Rig Veers Onto Shoulder

Authorities said Martinez, who was driving the pickup, pulled to the shoulder of the transition road linking the westbound Foothill and the northbound Golden State freeways along with Hernandez, who was driving a car.

The three men were standing between the vehicles when a tractor-trailer rig driven by David A. Condon, 20, of Rancho Cucamonga, came around a bend and veered onto the shoulder, hitting the car and pushing it into the rear of the pickup, crushing the victims.

"We are looking into the possibility of it being wind-related," CHP Officer Ralph Elvira said. "That is based on the (tractor-trailer) driver's statement that a gust of wind forced him to veer onto the shoulder."

Amtrak said downed trees in the San Diego area blocked the rails and disrupted signals on the Los Angeles-San Diego line, delaying traffic on the route for up to 1 1/2 hours.

Wind-whipped blazes were ignited throughout the Southland. In Villa Park, firefighters fought a fast-moving blaze that broke out at 9:30 a.m., heavily damaging rooftops of two homes and causing light to moderate damage to roofs of five others nearby. Seventy-five firefighters from six surrounding cities rushed to the blaze to prevent it from spreading to other shake-shingle rooftops in the neighborhood.
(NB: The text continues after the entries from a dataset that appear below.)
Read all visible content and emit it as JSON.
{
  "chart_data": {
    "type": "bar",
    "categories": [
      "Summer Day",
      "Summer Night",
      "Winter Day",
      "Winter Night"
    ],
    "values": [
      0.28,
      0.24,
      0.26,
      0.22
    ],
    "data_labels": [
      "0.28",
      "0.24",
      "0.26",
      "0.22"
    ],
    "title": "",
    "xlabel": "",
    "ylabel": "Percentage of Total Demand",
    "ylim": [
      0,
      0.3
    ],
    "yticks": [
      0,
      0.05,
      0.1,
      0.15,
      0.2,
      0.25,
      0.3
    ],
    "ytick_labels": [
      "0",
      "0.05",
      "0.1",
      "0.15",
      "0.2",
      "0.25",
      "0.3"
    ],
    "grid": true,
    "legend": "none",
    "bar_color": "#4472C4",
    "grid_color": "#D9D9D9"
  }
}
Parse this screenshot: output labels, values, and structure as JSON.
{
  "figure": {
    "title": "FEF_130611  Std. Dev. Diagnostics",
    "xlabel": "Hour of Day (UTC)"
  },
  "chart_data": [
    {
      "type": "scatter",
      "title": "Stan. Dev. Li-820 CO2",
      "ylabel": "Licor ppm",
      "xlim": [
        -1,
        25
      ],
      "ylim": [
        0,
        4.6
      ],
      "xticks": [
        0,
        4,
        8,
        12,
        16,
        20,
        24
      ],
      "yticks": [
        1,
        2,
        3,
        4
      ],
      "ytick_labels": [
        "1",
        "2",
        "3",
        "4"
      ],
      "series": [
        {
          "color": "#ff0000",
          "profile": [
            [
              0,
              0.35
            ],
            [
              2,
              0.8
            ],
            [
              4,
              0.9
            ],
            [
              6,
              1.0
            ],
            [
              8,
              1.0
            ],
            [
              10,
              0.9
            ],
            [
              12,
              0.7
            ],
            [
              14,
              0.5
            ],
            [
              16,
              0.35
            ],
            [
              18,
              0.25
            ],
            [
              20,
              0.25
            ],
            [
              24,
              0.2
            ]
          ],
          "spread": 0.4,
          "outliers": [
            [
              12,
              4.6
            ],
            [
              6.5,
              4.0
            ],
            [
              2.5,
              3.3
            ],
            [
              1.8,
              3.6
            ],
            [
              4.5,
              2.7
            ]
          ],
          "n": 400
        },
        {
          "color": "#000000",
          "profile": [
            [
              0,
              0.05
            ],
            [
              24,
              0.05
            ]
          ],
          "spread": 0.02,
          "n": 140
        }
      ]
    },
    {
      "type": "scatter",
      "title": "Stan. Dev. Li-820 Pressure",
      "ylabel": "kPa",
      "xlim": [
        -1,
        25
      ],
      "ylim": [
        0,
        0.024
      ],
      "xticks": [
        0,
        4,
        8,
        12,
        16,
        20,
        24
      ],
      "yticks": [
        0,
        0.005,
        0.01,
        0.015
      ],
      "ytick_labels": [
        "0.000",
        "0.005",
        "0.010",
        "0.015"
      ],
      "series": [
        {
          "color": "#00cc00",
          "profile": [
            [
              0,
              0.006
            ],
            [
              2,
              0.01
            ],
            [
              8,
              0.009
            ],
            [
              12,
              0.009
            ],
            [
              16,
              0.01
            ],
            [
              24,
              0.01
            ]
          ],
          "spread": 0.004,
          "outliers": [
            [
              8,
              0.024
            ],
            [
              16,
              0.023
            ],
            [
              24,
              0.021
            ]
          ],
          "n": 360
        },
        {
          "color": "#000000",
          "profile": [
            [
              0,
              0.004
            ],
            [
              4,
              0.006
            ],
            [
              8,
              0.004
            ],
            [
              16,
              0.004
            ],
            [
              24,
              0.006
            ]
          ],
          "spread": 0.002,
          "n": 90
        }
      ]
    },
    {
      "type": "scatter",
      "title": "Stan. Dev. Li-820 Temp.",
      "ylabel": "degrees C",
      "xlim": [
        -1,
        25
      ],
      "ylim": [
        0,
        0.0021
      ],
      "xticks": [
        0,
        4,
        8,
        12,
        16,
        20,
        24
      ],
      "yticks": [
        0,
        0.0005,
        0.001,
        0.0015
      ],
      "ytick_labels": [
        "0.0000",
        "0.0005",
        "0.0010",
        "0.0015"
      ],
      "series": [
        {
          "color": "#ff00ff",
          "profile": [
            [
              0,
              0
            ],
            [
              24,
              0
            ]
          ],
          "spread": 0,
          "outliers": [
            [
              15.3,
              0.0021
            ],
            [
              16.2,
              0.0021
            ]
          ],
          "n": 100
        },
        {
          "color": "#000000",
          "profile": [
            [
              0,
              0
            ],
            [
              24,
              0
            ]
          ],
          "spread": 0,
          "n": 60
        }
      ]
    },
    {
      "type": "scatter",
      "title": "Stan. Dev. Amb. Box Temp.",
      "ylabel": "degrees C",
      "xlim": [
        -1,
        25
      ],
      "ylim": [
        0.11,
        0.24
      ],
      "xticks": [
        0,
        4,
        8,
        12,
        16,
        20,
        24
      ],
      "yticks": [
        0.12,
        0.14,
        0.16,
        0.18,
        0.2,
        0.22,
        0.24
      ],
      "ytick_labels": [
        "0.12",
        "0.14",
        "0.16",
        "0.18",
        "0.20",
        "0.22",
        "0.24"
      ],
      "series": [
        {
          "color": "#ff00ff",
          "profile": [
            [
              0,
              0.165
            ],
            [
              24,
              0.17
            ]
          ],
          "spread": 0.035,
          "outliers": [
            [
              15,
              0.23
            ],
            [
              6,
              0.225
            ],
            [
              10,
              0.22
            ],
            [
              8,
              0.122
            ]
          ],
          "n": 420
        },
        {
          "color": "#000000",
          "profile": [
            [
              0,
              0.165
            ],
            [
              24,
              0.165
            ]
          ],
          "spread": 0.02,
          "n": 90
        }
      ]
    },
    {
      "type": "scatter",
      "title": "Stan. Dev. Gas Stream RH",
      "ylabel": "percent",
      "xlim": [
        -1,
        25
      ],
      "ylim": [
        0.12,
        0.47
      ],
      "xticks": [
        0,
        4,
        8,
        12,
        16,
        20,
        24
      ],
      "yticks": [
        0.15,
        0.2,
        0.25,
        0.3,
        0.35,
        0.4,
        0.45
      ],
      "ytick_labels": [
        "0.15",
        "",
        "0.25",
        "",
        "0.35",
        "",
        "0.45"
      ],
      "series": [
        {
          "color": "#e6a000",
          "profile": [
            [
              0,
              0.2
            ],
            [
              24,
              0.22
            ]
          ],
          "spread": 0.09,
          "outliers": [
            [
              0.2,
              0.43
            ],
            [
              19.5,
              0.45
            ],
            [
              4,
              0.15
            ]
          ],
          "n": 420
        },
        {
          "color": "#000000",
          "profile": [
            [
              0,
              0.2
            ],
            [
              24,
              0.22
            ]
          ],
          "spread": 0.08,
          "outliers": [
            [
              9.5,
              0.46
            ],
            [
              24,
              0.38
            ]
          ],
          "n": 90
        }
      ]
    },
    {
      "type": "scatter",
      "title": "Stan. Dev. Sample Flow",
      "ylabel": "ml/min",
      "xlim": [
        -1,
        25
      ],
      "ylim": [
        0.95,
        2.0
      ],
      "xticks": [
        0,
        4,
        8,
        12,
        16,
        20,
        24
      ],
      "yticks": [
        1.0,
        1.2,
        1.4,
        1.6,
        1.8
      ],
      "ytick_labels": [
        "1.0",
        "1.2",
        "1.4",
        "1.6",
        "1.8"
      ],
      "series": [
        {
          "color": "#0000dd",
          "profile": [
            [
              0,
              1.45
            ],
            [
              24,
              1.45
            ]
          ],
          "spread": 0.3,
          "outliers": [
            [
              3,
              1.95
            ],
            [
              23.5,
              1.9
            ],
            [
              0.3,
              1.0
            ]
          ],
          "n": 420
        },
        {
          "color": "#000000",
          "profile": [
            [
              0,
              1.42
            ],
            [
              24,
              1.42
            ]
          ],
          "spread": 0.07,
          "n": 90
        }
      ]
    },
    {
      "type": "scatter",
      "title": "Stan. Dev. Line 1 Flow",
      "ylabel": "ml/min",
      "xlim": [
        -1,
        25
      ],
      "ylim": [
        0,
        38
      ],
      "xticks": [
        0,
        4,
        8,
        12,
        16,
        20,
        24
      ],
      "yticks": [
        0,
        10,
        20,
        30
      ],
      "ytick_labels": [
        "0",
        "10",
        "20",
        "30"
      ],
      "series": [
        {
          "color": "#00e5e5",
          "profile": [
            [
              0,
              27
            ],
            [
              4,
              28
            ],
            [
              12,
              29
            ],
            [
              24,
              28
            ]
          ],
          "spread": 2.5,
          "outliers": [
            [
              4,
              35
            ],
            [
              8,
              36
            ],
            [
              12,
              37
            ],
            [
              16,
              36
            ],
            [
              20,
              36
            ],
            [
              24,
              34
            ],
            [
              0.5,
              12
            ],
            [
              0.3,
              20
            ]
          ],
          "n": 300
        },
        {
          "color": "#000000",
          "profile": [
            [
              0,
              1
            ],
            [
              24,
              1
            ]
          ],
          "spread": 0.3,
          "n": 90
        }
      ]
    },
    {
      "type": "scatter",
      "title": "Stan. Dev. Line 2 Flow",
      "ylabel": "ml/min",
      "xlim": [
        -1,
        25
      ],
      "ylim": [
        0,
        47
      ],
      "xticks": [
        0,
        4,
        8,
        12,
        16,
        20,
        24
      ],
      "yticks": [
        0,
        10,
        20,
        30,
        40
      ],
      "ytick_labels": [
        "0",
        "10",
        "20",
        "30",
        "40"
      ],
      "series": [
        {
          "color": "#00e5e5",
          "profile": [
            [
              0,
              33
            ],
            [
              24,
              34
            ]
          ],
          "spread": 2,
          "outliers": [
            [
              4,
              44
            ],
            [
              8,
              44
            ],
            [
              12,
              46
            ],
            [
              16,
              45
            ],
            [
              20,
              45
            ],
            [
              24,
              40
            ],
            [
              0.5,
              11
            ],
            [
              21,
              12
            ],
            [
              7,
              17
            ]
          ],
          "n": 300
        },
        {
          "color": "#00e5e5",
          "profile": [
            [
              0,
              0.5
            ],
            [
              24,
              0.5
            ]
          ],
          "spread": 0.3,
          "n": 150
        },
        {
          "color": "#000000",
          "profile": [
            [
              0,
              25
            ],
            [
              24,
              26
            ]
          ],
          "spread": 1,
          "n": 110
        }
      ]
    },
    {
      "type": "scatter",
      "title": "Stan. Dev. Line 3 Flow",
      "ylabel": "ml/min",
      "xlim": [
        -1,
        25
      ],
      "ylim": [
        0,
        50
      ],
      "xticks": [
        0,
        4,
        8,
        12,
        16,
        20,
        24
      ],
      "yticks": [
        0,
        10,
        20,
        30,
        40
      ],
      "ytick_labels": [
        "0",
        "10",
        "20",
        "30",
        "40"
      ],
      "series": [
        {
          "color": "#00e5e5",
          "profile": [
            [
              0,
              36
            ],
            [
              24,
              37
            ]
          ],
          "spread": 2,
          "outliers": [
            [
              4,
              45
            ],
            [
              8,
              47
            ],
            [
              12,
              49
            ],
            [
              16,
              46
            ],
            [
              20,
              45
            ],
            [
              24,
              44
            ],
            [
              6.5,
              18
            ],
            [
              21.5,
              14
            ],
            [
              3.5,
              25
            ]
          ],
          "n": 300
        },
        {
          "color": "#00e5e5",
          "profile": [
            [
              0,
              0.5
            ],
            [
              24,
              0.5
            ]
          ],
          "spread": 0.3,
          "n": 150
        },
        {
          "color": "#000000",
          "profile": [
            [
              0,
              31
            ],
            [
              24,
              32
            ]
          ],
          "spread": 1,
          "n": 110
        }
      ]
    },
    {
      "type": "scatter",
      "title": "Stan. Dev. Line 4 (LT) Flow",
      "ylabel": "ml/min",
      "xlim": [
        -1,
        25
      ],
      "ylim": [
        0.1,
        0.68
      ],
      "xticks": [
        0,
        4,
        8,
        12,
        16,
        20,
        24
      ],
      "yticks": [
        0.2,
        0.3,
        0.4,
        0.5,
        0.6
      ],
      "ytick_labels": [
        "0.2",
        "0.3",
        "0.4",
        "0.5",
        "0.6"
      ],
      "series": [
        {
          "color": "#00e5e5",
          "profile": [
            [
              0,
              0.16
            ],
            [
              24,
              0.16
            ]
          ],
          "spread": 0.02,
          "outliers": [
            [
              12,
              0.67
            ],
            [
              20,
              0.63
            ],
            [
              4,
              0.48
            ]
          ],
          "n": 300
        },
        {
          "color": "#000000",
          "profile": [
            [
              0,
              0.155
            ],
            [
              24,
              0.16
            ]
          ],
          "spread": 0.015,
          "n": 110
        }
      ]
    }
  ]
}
Winds also hampered firefighting efforts in Huntington Beach, where a downed power line sparked a house blaze at 11:30 a.m. that inflicted an estimated $210,000 in damage before it could be contained half an hour later.

The fire, in the 18000 block of Gregory Lane, started on the roof and engulfed the rest of the home. Strong winds continued to rekindle the flames, making it difficult for firefighters to completely extinguish them, said Martha Werth, spokeswoman for the Orange County Fire Department.

The fatality in Azusa occurred after another fire was started by a downed power line on the front lawn of a home on Orangecrest Avenue in the Azusa area about 2:15 a.m. Friends said a neighbor, Julio Mendoza, 39, ran over to help extinguish the blaze. He died at the scene when he came in contact with the power line.

Wire Whipped by Wind

"I could see the wire, jumping about in the wind, and then I saw Mr. Mendoza, lying there on the ground, on top of it," said a resident of the home that burned, who asked that his name not be used.

"I guess he was trying to put out the fire with a hose" when he came in contact with the power line, the man said. "He was just trying to help."